Thursday’s meeting at Klub Pod Jaszczurami passed under the slogan “Family stories”. Anna Marchewka’s guests were three outstanding Polish novel writers and poets of clearly feministic views: Inga Iwasiów, Bożena Umińska-Keff and Joanna Bator. The latter postponed her trip to Japan especially for the Conrad Festival. Beata Stasińska and Ewa Kuryluk, who hosted yesterday’s “Atlas of women”, also sat in the audience, which completely filled the room. The author of “Tuwim’s Faces”, Piotr Matywiecki, joined the discussion; today, he will take part in the meeting dedicated to Izaak Cylkow at Synagoga Wysoka [High Synagogue].

The first questions, both of the host and the participants of the panel, were an attempt at specifying the subject of the meeting and defining what “family stories” actually are, as well as whether “women’s writing”, as opposed to men’s, exists. Inga Iwasiów declared: “It isn’t the fact that nowadays good-hearted family stories aren’t created, that they have been displaced by post-Freudian narrations. Well-mannered stories are still written, however, which do not pose unmannered and inconvenient questions”. Bożena Umińska-Keff suggested that the condition of the family has a great impact on the picture of culture – “a family like culture” – she said. The author of “Pieskowa góra” spoke about how in her intellectual and artistic searches, she attempts to find “other forms, apart from family, of developing being with another person; ones that will hurt the least”. She spoke poignantly about the fascination with not only family itself, but family genealogy. She emphasised that in her case, fascination with family doesn’t have an autobiographical character and is a fascination resulting from its lack, from the need of creating a linear story. “There were shreds, small sentences somewhere in the memory, there were places, burned homes, memories of people, of which not even a photograph remained”. In the opinion of the author of “Piaskowa góra”, one must look for the beginnings of her literary searches somewhere there.

Together, the participants of the panel tried to work out one formula which best described their prose and poetry stories. Inga Iwasiów considered Anna Marchewka’s proposition with great interest, to define her stories as brawls. The author of “Utwór o matce i ojczyźnie” – Bożena Umińska-Keff argued: “I’m not a brawler. I’m a rebel!

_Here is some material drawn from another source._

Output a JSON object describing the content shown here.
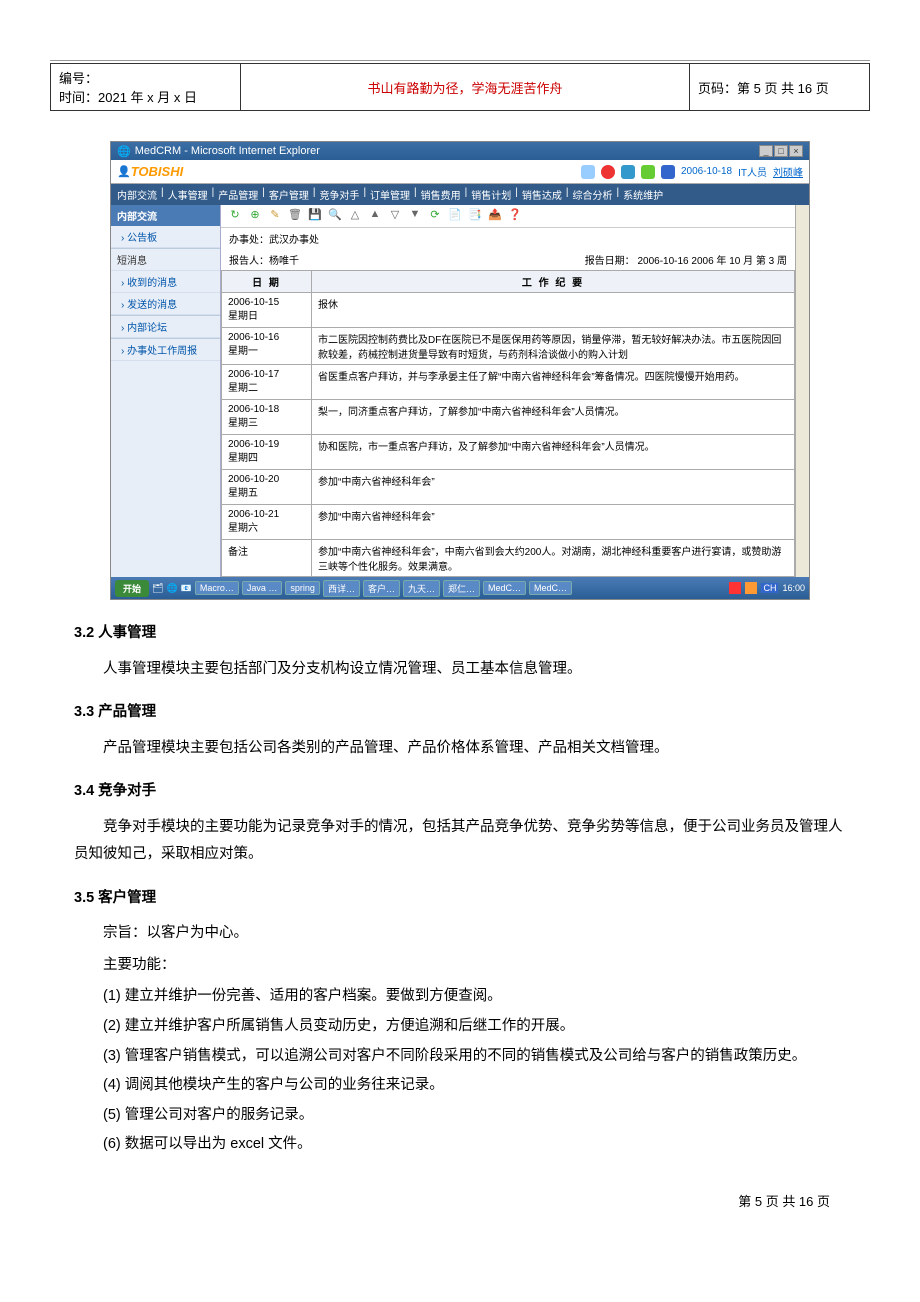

In creating poetically ordered statements, I pursue thought-through rebellion, effective, somewhat philosophical”. In answer to Anna Marchewka’s question about whether it is possible to leave outside the family story, Bator said: “We are not imprisoned by one story. I always felt power that I could create my own. Cover the scar with a story like a band aid and protect it”.

The special guests of the meeting also agreed that feminism has ceased to be an ideology for them, but has become a certain way of looking at the world. Warmed up with further questions from the audience, the discussion would have certainly continued on, if it weren’t for next festival meetings planned at Klub Pod Jaszczurami that evening.